Además, los que trabajamos con el sistema nervioso sabemos que solo una pequeña parte de la percepción olfativa (la parte consciente) alcanza directamente la corteza cerebral tras pasar por una estructura previa llamada tálamo. El resto –la mayor parte de cualquier estímulo olfativo– llega a otras regiones encefálicas relacionadas con la memoria y las emociones (el hipocampo y la amígdala) de una forma muy rápida y, además, inconsciente.
Dicho de otro modo, olemos sin saber que olemos. De ahí que las sensaciones percibidas por el olfato sean tan intensas y vívidas, o que disparen auténticos flashes de recuerdos. Así, ese olor personal, único e inconfundible de nuestra pareja nos traerá infinidad de recuerdos y emociones… ¡Y ya no les cuento si es de una expareja con la que nos hemos peleado!

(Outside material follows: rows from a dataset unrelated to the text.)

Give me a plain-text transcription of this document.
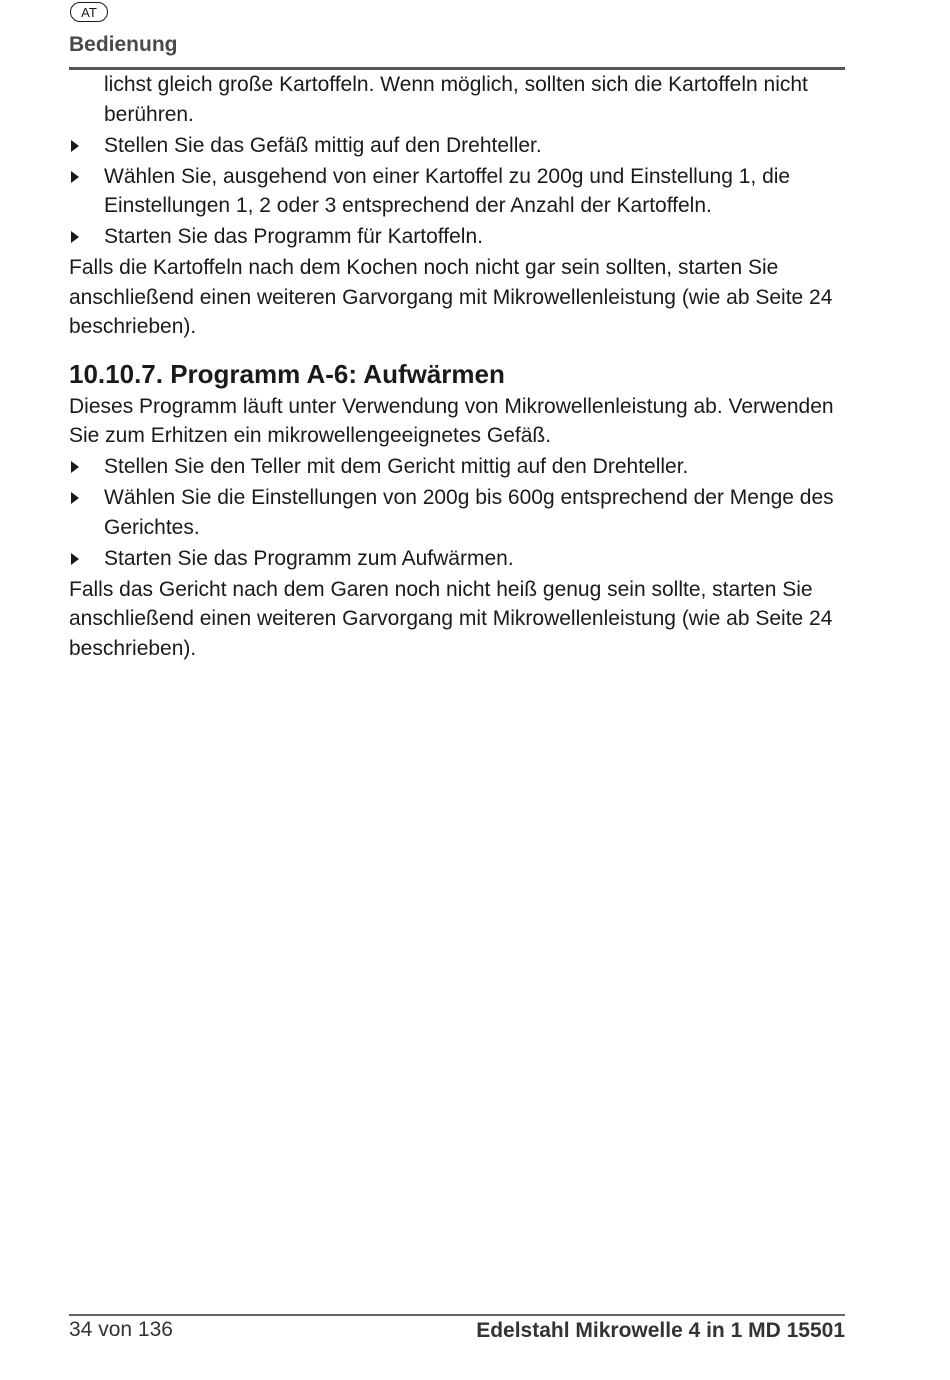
AT
Bedienung
lichst gleich große Kartoffeln. Wenn möglich, sollten sich die Kartoffeln nicht berühren.
Stellen Sie das Gefäß mittig auf den Drehteller.
Wählen Sie, ausgehend von einer Kartoffel zu 200g und Einstellung 1, die Einstellungen 1, 2 oder 3 entsprechend der Anzahl der Kartoffeln.
Starten Sie das Programm für Kartoffeln.
Falls die Kartoffeln nach dem Kochen noch nicht gar sein sollten, starten Sie anschließend einen weiteren Garvorgang mit Mikrowellenleistung (wie ab Seite 24 beschrieben).
10.10.7. Programm A-6: Aufwärmen
Dieses Programm läuft unter Verwendung von Mikrowellenleistung ab. Verwenden Sie zum Erhitzen ein mikrowellengeeignetes Gefäß.
Stellen Sie den Teller mit dem Gericht mittig auf den Drehteller.
Wählen Sie die Einstellungen von 200g bis 600g entsprechend der Menge des Gerichtes.
Starten Sie das Programm zum Aufwärmen.
Falls das Gericht nach dem Garen noch nicht heiß genug sein sollte, starten Sie anschließend einen weiteren Garvorgang mit Mikrowellenleistung (wie ab Seite 24 beschrieben).
34 von 136	Edelstahl Mikrowelle 4 in 1 MD 15501
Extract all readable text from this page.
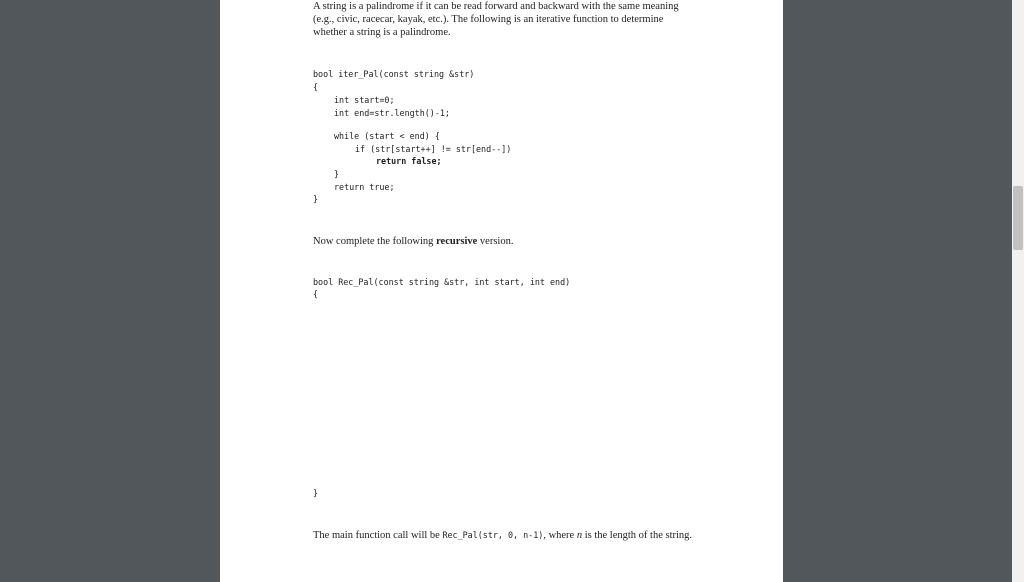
A string is a palindrome if it can be read forward and backward with the same meaning

(e.g., civic, racecar, kayak, etc.). The following is an iterative function to determine

whether a string is a palindrome.

bool iter_Pal(const string &str)

{

int start=0;

int end=str.length()-1;

while (start < end) {

if (str[start++] != str[end--])

return false;

}

return true;

}

Now complete the following recursive version.

bool Rec_Pal(const string &str, int start, int end)

{

}

The main function call will be Rec_Pal(str, 0, n-1), where n is the length of the string.
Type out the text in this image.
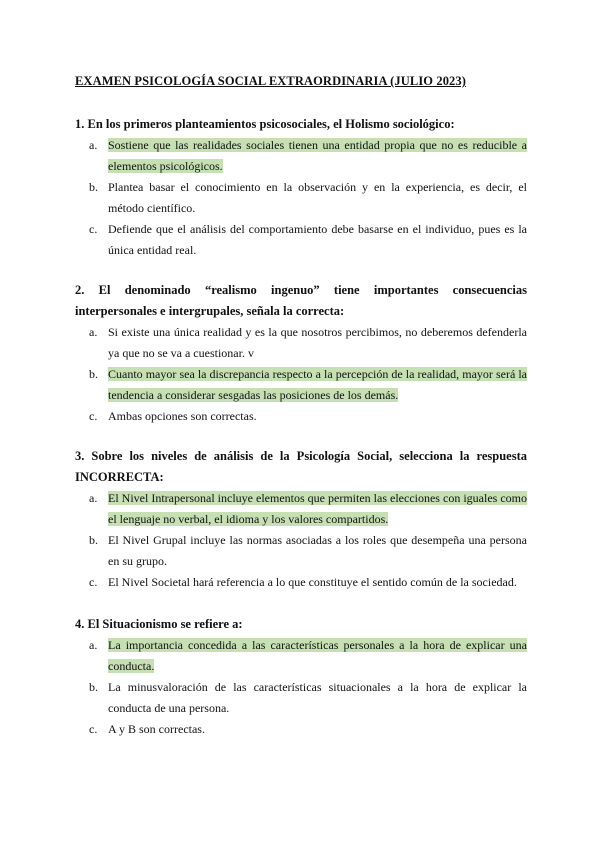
EXAMEN PSICOLOGÍA SOCIAL EXTRAORDINARIA (JULIO 2023)
1. En los primeros planteamientos psicosociales, el Holismo sociológico:
a. Sostiene que las realidades sociales tienen una entidad propia que no es reducible a elementos psicológicos.
b. Plantea basar el conocimiento en la observación y en la experiencia, es decir, el método científico.
c. Defiende que el análisis del comportamiento debe basarse en el individuo, pues es la única entidad real.
2. El denominado “realismo ingenuo” tiene importantes consecuencias interpersonales e intergrupales, señala la correcta:
a. Si existe una única realidad y es la que nosotros percibimos, no deberemos defenderla ya que no se va a cuestionar. v
b. Cuanto mayor sea la discrepancia respecto a la percepción de la realidad, mayor será la tendencia a considerar sesgadas las posiciones de los demás.
c. Ambas opciones son correctas.
3. Sobre los niveles de análisis de la Psicología Social, selecciona la respuesta INCORRECTA:
a. El Nivel Intrapersonal incluye elementos que permiten las elecciones con iguales como el lenguaje no verbal, el idioma y los valores compartidos.
b. El Nivel Grupal incluye las normas asociadas a los roles que desempeña una persona en su grupo.
c. El Nivel Societal hará referencia a lo que constituye el sentido común de la sociedad.
4. El Situacionismo se refiere a:
a. La importancia concedida a las características personales a la hora de explicar una conducta.
b. La minusvaloración de las características situacionales a la hora de explicar la conducta de una persona.
c. A y B son correctas.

Piensen en los infinitos ejemplos de nuestra vida cotidiana y nuestras experiencias: el olor de un vestido de nuestra madre (huele a mamá, huele a sus abrazos), el olor del campo en un día caluroso (huele a verano), el olor de una cazadora de cuero mezclado con tabaco (se parece al de papá cuando fumaba y venía de la calle), o el olor del pescado frito a última hora de la tarde (huele a infancia…, huele a esa frase de “David, sube a cenar”). No es de extrañar que a las personas viudas les cueste deshacerse de la ropa de sus parejas.
¿Y todo esto se lo pierden las personas sin olfato, anósmicas? Pues sí. Y ya no parece tan fácil vivir sin olfato, ¿verdad? Algo que le ocurre a una de cada veinte personas aproximadamente. En todo caso, las personas anósmicas quieren y recuerdan igual que lo puede hacer una persona ciega que no ve a sus seres queridos. Y deben tener precauciones adicionales con la comida en mal estado, como las personas sordas que no oyen una señal de alarma. Todo es relativo.
Claro está, la pérdida de olfato puede provocar trastornos como depresión, ansiedad, sentimientos de aislamiento y dificultades para las relaciones personales. No olvidemos que no solo estamos perdiendo un sentido, sino también un mecanismo de defensa, o la capacidad de evaluar “a qué olemos” (algo socialmente importante).
Por otra parte, tampoco es lo mismo perder el olfato que nacer sin olfato. La segunda opción es más, digamos, llevadera, como en el caso de los ciegos o los sordos de nacimiento.
En este sentido, les recomiendo el libro Nunca sabrás a qué huele Bagdad (Marta Tafalla, 2010), que narra de forma autobiográfica la experiencia de una niña anósmica de nacimiento. En algún momento, la protagonista pide a su hermana que le describa con palabras cómo es cada olor. ¡No se imaginan lo difícil que es esto! ¿Cómo se puede describir un sentido sin usar palabras o asociaciones a ese mismo sentido? Y es que en el mundo de la sensorialidad no se cumple la cita de Alfred Tennyson: “Es mejor haber amado y perdido que nunca haber amado”.